我的代码使用dataframe.apply()调用函数。该函数使用pandas.Series返回多个值。但是,dataframe.apply()会将值应用于错误的列。
以下代码尝试返回dte,mark和iv。这些值在return语句之前打印出来以验证值。
import pandas as pd
from pandas import Timestamp
from pandas.tseries.holiday import get_calendar, HolidayCalendarFactory, GoodFriday
from datetime import datetime
from math import sqrt, pi, log, exp, isnan
from scipy.stats import norm
# dff = Daily Fed Funds Rate https://research.stlouisfed.org/fred2/data/DFF.csv
dff = pd.read_csv('https://research.stlouisfed.org/fred2/data/DFF.csv', parse_dates=[0], index_col='DATE')

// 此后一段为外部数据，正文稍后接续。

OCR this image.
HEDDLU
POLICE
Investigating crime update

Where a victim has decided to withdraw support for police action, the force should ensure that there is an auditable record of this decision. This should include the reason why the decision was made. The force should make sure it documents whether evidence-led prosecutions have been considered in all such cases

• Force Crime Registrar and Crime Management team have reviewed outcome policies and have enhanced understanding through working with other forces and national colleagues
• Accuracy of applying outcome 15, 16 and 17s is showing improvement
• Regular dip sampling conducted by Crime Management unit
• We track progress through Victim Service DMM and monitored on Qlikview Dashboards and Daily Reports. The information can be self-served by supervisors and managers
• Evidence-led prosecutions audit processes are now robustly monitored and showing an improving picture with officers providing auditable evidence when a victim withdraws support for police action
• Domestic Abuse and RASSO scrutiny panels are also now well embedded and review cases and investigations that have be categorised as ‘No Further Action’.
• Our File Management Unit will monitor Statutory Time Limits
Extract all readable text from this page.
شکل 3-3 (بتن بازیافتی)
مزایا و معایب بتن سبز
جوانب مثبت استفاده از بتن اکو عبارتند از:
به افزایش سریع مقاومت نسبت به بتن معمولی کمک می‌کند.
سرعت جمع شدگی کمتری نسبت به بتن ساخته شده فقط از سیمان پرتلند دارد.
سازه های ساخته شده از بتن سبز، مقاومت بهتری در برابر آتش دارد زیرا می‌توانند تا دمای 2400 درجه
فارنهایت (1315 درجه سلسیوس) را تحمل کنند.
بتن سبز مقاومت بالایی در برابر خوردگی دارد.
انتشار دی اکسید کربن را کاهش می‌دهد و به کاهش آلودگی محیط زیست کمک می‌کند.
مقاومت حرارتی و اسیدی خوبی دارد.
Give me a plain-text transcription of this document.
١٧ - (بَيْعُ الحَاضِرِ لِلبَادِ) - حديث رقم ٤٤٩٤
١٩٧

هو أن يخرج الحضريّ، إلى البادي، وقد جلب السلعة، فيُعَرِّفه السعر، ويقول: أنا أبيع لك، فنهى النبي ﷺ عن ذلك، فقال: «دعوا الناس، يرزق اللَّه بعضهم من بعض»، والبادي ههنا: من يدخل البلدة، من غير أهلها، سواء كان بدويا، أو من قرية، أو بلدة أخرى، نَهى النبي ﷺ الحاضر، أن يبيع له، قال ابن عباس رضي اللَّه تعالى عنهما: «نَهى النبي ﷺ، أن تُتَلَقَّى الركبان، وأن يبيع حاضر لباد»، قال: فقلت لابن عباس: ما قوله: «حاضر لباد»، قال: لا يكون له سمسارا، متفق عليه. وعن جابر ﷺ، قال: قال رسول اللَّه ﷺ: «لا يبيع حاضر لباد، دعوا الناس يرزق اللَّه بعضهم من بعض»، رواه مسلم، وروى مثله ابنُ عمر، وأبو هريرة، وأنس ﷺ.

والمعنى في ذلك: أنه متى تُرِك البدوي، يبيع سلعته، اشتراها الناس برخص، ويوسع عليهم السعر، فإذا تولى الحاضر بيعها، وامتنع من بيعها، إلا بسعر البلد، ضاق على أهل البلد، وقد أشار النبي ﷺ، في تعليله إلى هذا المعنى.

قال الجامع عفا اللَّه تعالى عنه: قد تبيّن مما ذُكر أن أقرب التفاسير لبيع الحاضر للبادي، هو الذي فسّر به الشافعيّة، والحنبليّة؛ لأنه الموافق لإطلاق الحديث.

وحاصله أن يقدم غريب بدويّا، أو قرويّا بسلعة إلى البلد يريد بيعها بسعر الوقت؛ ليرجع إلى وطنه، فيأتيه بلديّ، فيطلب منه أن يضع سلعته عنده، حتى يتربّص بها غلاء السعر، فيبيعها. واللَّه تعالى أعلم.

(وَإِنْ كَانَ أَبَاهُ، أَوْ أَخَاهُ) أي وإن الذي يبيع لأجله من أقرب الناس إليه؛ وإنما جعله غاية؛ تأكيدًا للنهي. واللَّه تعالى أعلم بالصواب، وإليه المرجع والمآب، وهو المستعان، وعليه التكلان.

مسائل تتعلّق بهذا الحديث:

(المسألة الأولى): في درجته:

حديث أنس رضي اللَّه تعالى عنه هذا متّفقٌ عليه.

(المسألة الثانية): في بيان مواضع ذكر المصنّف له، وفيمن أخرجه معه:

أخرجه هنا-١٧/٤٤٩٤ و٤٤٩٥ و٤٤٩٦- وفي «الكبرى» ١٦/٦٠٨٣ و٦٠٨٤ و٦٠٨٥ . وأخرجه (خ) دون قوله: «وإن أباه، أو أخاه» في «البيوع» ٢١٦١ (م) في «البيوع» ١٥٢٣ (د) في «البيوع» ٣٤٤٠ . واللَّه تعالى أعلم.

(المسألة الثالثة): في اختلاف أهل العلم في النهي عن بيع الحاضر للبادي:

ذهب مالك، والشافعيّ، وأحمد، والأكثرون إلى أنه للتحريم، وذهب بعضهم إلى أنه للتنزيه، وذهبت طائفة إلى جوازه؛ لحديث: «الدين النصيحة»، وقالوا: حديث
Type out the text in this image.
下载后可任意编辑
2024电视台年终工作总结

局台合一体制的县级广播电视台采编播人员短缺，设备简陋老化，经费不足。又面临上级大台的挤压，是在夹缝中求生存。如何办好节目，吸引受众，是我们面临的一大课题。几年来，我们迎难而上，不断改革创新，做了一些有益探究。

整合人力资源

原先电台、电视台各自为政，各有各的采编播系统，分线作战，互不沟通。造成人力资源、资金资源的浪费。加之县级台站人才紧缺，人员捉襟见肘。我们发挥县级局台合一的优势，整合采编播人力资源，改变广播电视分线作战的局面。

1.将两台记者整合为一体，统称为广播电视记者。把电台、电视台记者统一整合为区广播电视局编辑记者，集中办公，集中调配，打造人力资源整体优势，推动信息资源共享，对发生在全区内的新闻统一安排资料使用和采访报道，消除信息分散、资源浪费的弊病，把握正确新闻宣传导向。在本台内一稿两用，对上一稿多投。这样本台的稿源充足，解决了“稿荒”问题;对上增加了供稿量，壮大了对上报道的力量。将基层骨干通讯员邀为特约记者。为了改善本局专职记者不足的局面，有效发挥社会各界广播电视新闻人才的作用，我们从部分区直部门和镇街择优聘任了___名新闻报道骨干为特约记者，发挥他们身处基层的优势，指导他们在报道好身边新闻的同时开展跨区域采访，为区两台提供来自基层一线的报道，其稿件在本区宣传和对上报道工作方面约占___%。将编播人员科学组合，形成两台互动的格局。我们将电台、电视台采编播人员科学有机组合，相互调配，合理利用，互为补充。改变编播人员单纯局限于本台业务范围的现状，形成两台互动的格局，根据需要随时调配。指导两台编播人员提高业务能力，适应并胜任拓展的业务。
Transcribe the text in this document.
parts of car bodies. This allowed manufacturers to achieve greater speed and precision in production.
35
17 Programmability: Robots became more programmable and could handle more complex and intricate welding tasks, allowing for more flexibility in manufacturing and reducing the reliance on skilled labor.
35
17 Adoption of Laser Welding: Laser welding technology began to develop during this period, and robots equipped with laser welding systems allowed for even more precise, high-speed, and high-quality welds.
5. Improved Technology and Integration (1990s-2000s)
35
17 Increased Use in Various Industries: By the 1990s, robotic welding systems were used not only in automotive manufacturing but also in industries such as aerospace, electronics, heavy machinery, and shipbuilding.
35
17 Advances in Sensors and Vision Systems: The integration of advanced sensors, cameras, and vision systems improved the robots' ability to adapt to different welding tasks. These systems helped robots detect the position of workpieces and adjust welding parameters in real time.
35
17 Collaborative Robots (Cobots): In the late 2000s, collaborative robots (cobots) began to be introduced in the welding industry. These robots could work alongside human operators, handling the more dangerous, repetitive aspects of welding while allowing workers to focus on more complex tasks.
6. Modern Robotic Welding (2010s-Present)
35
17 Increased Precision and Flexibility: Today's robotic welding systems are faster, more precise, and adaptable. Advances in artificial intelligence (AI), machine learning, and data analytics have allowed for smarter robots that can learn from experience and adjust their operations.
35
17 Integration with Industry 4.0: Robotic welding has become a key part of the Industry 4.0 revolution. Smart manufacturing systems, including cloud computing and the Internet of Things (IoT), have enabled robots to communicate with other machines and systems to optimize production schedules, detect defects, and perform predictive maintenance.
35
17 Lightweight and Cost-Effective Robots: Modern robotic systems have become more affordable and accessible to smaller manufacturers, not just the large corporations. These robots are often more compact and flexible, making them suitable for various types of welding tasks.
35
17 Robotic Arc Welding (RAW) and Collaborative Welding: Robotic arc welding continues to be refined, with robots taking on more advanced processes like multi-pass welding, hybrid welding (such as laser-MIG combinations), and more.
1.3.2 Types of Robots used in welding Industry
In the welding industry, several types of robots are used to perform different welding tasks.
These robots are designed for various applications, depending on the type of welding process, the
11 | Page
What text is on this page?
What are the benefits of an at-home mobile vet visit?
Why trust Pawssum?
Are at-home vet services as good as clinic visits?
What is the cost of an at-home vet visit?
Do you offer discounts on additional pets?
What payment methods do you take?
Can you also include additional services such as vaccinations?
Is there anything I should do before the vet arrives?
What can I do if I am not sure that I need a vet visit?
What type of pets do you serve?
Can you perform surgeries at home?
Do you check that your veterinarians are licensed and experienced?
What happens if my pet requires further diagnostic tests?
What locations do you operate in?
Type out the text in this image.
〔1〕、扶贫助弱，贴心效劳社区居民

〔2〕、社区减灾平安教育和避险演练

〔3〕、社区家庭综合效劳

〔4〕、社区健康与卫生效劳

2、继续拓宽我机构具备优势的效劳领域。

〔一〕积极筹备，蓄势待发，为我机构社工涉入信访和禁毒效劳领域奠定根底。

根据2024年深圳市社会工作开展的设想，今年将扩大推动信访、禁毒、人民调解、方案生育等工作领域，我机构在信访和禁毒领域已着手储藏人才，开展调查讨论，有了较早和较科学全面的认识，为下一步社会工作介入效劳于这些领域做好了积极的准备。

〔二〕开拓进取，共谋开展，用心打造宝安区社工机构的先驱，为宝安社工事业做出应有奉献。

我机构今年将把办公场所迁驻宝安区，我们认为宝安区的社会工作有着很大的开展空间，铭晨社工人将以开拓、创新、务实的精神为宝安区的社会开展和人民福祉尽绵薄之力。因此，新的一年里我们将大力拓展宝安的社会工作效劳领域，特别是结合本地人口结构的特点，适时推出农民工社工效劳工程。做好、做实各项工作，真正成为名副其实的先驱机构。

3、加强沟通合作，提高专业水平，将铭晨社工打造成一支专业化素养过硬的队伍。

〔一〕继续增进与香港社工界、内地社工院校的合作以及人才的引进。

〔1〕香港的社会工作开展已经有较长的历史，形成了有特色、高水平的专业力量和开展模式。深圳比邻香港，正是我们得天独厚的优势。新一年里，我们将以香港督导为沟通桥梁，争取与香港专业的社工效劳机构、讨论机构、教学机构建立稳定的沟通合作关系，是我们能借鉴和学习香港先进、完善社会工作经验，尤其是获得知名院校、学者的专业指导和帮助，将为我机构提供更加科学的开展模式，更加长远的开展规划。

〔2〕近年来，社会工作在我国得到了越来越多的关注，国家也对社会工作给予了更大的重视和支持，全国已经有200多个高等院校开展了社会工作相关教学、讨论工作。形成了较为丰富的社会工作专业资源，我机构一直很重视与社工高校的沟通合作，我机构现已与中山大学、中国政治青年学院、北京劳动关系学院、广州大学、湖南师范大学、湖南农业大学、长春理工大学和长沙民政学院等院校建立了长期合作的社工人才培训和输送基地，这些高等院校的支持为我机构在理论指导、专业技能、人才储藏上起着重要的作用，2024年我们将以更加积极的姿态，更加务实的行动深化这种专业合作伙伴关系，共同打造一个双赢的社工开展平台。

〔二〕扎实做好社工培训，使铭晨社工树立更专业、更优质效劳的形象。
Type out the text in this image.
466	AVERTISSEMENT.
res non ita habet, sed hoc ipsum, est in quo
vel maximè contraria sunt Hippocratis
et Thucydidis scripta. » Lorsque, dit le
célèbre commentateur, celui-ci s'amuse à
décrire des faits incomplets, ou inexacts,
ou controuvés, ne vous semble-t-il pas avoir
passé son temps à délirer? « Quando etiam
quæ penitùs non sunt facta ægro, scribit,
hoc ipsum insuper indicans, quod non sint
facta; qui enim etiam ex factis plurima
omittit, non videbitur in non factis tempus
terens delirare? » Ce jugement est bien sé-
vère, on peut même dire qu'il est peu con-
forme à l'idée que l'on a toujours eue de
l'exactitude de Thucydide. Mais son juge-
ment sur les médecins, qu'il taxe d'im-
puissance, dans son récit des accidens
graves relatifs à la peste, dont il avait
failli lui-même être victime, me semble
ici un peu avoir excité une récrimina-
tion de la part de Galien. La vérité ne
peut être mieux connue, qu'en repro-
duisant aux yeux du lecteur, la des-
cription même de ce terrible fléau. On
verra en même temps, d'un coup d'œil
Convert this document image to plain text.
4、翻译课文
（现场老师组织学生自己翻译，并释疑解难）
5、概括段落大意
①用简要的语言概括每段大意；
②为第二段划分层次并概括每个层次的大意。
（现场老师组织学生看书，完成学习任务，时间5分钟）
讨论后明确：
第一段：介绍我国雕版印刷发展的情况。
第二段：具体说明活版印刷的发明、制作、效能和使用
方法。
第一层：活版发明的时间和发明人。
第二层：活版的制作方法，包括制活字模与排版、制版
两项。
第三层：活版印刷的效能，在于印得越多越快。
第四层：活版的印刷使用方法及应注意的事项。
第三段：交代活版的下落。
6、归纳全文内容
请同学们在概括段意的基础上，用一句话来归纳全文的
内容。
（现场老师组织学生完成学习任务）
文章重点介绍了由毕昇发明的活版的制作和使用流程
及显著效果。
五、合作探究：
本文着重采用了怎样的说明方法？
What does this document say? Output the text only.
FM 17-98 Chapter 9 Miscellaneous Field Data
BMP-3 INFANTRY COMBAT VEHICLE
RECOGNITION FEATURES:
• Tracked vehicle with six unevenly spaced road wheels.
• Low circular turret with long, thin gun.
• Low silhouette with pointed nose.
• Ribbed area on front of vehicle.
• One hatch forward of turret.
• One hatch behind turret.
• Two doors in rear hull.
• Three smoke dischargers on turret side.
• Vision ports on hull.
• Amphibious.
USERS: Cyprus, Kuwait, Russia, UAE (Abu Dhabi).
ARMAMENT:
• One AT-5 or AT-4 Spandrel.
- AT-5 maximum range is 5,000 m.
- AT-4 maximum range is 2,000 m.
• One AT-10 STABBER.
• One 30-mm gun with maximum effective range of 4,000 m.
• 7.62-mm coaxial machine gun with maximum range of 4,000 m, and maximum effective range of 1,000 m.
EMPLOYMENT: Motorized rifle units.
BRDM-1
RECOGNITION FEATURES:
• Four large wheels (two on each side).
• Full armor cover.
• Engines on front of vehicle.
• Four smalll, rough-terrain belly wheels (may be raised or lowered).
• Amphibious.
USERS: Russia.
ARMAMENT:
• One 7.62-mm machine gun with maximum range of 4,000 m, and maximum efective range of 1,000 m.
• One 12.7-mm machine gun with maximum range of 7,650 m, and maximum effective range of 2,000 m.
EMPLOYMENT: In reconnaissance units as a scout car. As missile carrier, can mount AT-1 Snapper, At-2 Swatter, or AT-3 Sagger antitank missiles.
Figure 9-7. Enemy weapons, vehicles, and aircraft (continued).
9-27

rf = float('%.4f' % (dff['VALUE'][-1:][0] / 100))
tradingMinutesDay = 450 # 7.5 hours per day * 60 minutes per hour
tradingMinutesAnnum = 113400 # trading minutes per day * 252 trading days per year
USFedCal = get_calendar('USFederalHolidayCalendar') # Load US Federal holiday calendar
USFedCal.rules.pop(7) # Remove Veteran's Day
USFedCal.rules.pop(6) # Remove Columbus Day
tradingCal = HolidayCalendarFactory('TradingCalendar', USFedCal, GoodFriday) # Add Good Friday
cal = tradingCal()
def newtonRap(row):
# Initialize variables
dte, mark, iv = 0.0, 0.0, 0.0
if row['Bid'] == 0.0 or row['Ask'] == 0.0 or row['RootPrice'] == 0.0 or row['Strike'] == 0.0 or \
row['TimeStamp'] == row['Expiry']:
iv, vega = 0.0, 0.0 # Set iv and vega to zero if option contract is invalid or expired
else:
# dte (Days to expiration) uses pandas bdate_range method to determine the number of business days to expiration
# minus USFederalHolidays minus constant of 1 for the TimeStamp date
dte = float(len(pd.bdate_range(row['TimeStamp'], row['Expiry'])) -
len(cal.holidays(row['TimeStamp'], row['Expiry']).to_pydatetime()) - 1)
mark = (row['Bid'] + row['Ask']) / 2
cp = 1 if row['OptType'] == 'C' else -1
S = row['RootPrice']
K = row['Strike']
T = (dte * tradingMinutesDay) / tradingMinutesAnnum
iv = sqrt(2 * pi / T) * mark / S # Initialize IV (Brenner and Subrahmanyam 1988)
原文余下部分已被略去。